May be a rare case, but just wanted to mention it

3 Likes

It has increased to 10s every time the note is saved(closed). I really shouldn’t be using it how I am currently using it.

I had the same issue and my solution was move the note to a txt-file and attach it as a media. I dont know if this is possible but it really would be great give to the users ability disable all note-calculations and use it as a simple textarea. But maybe it is not possible because of some reports generating features or something else.

How large is the note? Does it have many links in it?

I’ll have a look at it for you if you can create an example file that can reproduce the problem.

1 Like

I probably should have done that a long time ago, but I was also kind of curious how slow it would become after a while.

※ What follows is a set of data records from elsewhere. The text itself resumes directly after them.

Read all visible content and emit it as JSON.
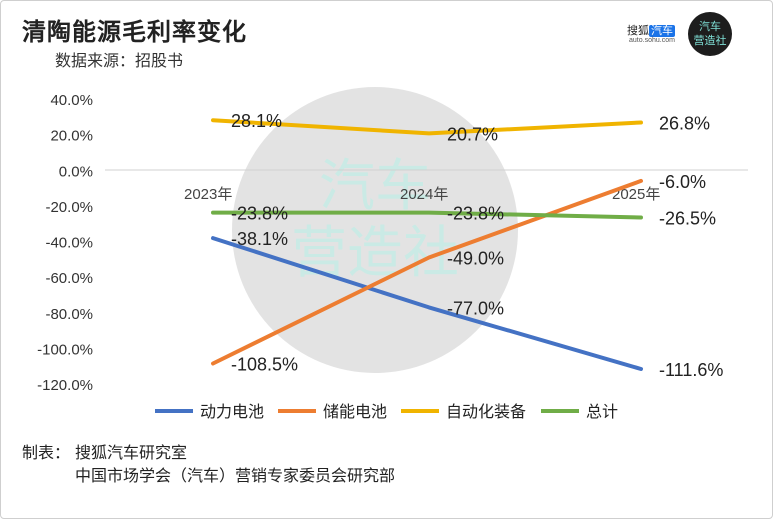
{
  "header": {
    "title": "清陶能源毛利率变化",
    "subtitle": "数据来源：招股书"
  },
  "brand": {
    "name_prefix": "搜狐",
    "name_highlight": "汽车",
    "url": "auto.sohu.com",
    "logo_line1": "汽车",
    "logo_line2": "营造社",
    "watermark_line1": "汽车",
    "watermark_line2": "营造社"
  },
  "credits": {
    "label": "制表：",
    "line1": "搜狐汽车研究室",
    "line2": "中国市场学会（汽车）营销专家委员会研究部"
  },
  "chart_data": {
    "type": "line",
    "categories": [
      "2023年",
      "2024年",
      "2025年"
    ],
    "ylim": [
      -120,
      40
    ],
    "yticks": [
      40,
      20,
      0,
      -20,
      -40,
      -60,
      -80,
      -100,
      -120
    ],
    "ytick_labels": [
      "40.0%",
      "20.0%",
      "0.0%",
      "-20.0%",
      "-40.0%",
      "-60.0%",
      "-80.0%",
      "-100.0%",
      "-120.0%"
    ],
    "legend_position": "bottom",
    "grid": false,
    "series": [
      {
        "name": "动力电池",
        "color": "#4472c4",
        "values": [
          -38.1,
          -77.0,
          -111.6
        ],
        "labels": [
          "-38.1%",
          "-77.0%",
          "-111.6%"
        ]
      },
      {
        "name": "储能电池",
        "color": "#ed7d31",
        "values": [
          -108.5,
          -49.0,
          -6.0
        ],
        "labels": [
          "-108.5%",
          "-49.0%",
          "-6.0%"
        ]
      },
      {
        "name": "自动化装备",
        "color": "#f0b400",
        "values": [
          28.1,
          20.7,
          26.8
        ],
        "labels": [
          "28.1%",
          "20.7%",
          "26.8%"
        ]
      },
      {
        "name": "总计",
        "color": "#70ad47",
        "values": [
          -23.8,
          -23.8,
          -26.5
        ],
        "labels": [
          "-23.8%",
          "-23.8%",
          "-26.5%"
        ]
      }
    ]
  }
}
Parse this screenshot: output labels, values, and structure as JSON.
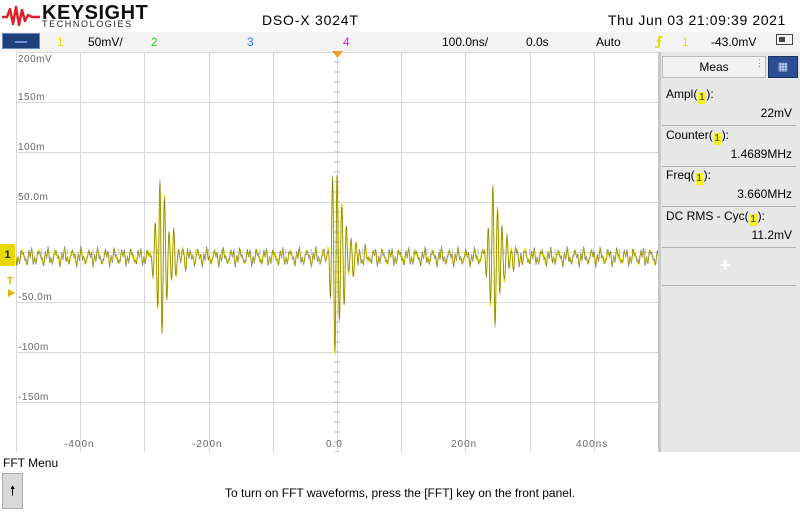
{
  "header": {
    "brand": "KEYSIGHT",
    "brand_sub": "TECHNOLOGIES",
    "model": "DSO-X 3024T",
    "datetime": "Thu Jun 03 21:09:39 2021"
  },
  "channel_bar": {
    "ch1_num": "1",
    "ch1_scale": "50mV/",
    "ch2_num": "2",
    "ch3_num": "3",
    "ch4_num": "4",
    "timebase": "100.0ns/",
    "delay": "0.0s",
    "trigger_mode": "Auto",
    "trigger_source": "1",
    "trigger_level": "-43.0mV",
    "ch1_color": "#f0e000",
    "ch2_color": "#33cc33",
    "ch3_color": "#3377ff",
    "ch4_color": "#dd22cc"
  },
  "graticule": {
    "y_labels": [
      "200mV",
      "150m",
      "100m",
      "50.0m",
      "-50.0m",
      "-100m",
      "-150m"
    ],
    "x_labels": [
      "-400n",
      "-200n",
      "0.0",
      "200n",
      "400ns"
    ],
    "trace_color": "#e8e000"
  },
  "side_panel": {
    "tab_label": "Meas",
    "icon": "grid-icon",
    "measurements": [
      {
        "name_prefix": "Ampl(",
        "source": "1",
        "name_suffix": "):",
        "value": "22mV"
      },
      {
        "name_prefix": "Counter(",
        "source": "1",
        "name_suffix": "):",
        "value": "1.4689MHz"
      },
      {
        "name_prefix": "Freq(",
        "source": "1",
        "name_suffix": "):",
        "value": "3.660MHz"
      },
      {
        "name_prefix": "DC RMS - Cyc(",
        "source": "1",
        "name_suffix": "):",
        "value": "11.2mV"
      }
    ],
    "add_label": "+"
  },
  "footer": {
    "menu_title": "FFT Menu",
    "up_icon": "up-arrow-icon",
    "hint": "To turn on FFT waveforms, press the [FFT] key on the front panel."
  }
}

Most of the note, except about 15-20 lines is basically this:

[Between 5 words and a sentence what a link contains]
[Link to the location (A magazine for example)]
[Empty line]

Repeat over and over.
Pasting it in to Word, making the font small enough so that one line is one line, gives about 600 lines. So about 200 Short text lines, 200 links and 200 empty lines.

That may seem like an insane amount to have in one note, but considering I have been going through probably 800 or so search matches about the people that was famous in some circles, its already cut down with a rough cut, will go through them later and cut down plenty more. (And then remove links when the best is added as sources and info to the tree) (Maybe unnecessary explanation).

I can possibly share the note somehow if you want to somehow, most of the information dates to 1890-1950.

If what Gramps do is to calculate the links every time it saves, maybe its possible to make it so it only calculates those things on lines that was changed? (Dont know if its technically possible, too much work, or even worth doing)

1 Like

I do all my research in Obsidian and/or Foam for VSC.
Then I attach the markdown notes as media file to the Gramps object I am researching…

That way I have a lot of features to help me in the research.

Any Markdown or other notebook software that store notes in plain text files will do, in addition you can actually write longform articles atc in those tools if you want to, using your research…
Just a tip.